The problem is not limited merely to quantity; it also involves the quality of medical teachers. There are only a few colleges which impart induction training to teachers. The concept of faculty development programmes (FDP) is still in its nascent stage. The Medical Council of India has now drafted a plan in this regard but it is yet to take root. One FDP run by PGIMER Chandigarh has been discontinued. In the absence of any formal training, the ideas of curriculum development or implementation, evidence based medicine or even the use of modern teaching facilities is alien to both junior and senior teaching faculty. The lack of quality research in majority of medical colleges is still a far cry. The concepts of research methodology and scientific publication have yet to take root.

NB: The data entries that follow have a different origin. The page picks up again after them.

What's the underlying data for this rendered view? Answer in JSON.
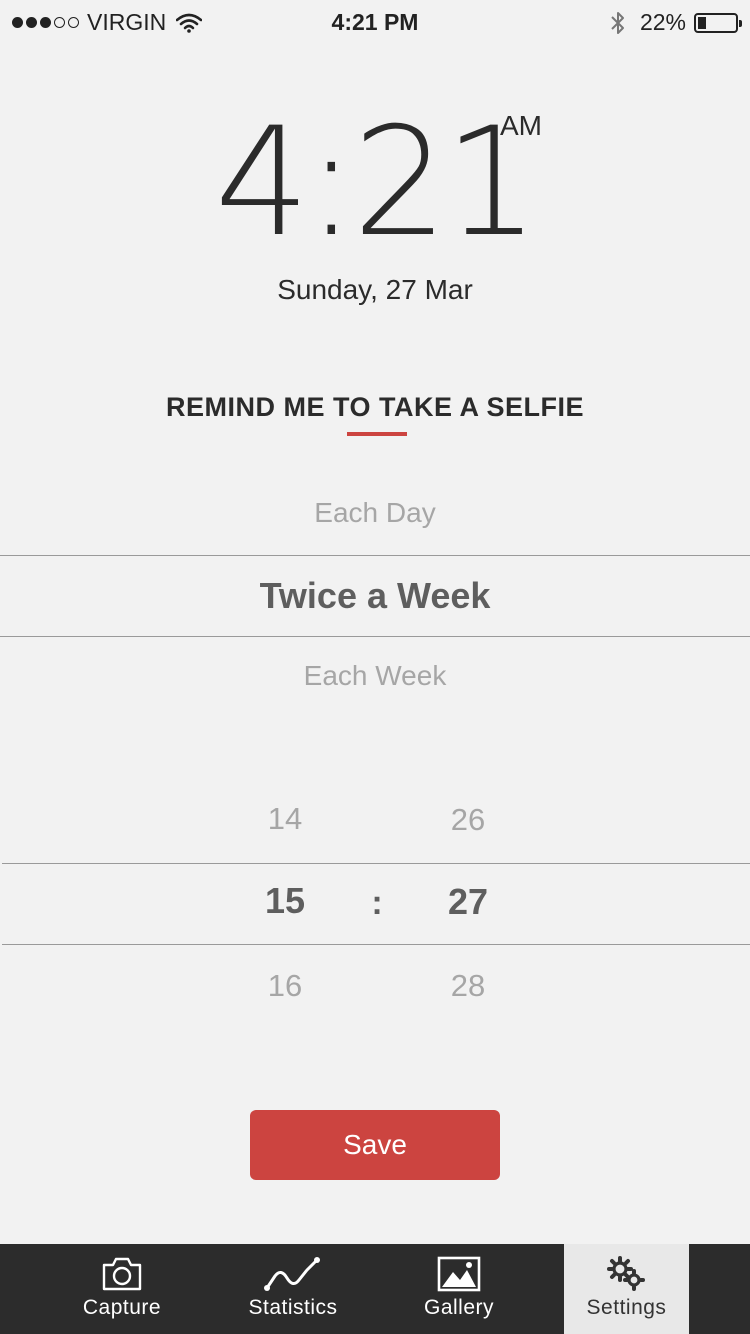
{
  "status_bar": {
    "carrier": "VIRGIN",
    "time": "4:21 PM",
    "battery_percent": "22%",
    "battery_level": 0.22,
    "signal_bars_filled": 3,
    "signal_bars_total": 5
  },
  "clock": {
    "time": "4:21",
    "ampm": "AM",
    "date": "Sunday, 27 Mar"
  },
  "reminder": {
    "title": "REMIND ME TO TAKE A SELFIE",
    "frequency_options": {
      "above": "Each Day",
      "selected": "Twice a Week",
      "below": "Each Week"
    },
    "time_picker": {
      "hour_above": "14",
      "hour_selected": "15",
      "hour_below": "16",
      "separator": ":",
      "minute_above": "26",
      "minute_selected": "27",
      "minute_below": "28"
    },
    "save_label": "Save"
  },
  "tab_bar": {
    "active": "Settings",
    "tabs": [
      {
        "label": "Capture",
        "icon": "camera-icon"
      },
      {
        "label": "Statistics",
        "icon": "line-chart-icon"
      },
      {
        "label": "Gallery",
        "icon": "image-icon"
      },
      {
        "label": "Settings",
        "icon": "gears-icon"
      }
    ]
  },
  "colors": {
    "accent": "#cc4440",
    "background": "#f2f2f2",
    "tab_bar": "#2c2c2c",
    "active_tab": "#e8e8e8"
  }
}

The shortage of medical faculty in India thus exists both in terms of quantity and quality. The raising of the retirement age of medical faculty is nothing more than a stop-gap arrangement. An increase in the number of places in post-graduate courses with a matching improvement in training environment is a long-term solution. In the mid-term there has to be a sharp increase in number of places for Senior Residents. Within a span of three years the country will have a big force of potential teachers ready to join as Assistant Professors.
However, if the governments both in the centre and in the states fail to build up a supply of medical teachers the grand ideas of setting up AIIMS like institutions will remain grounded.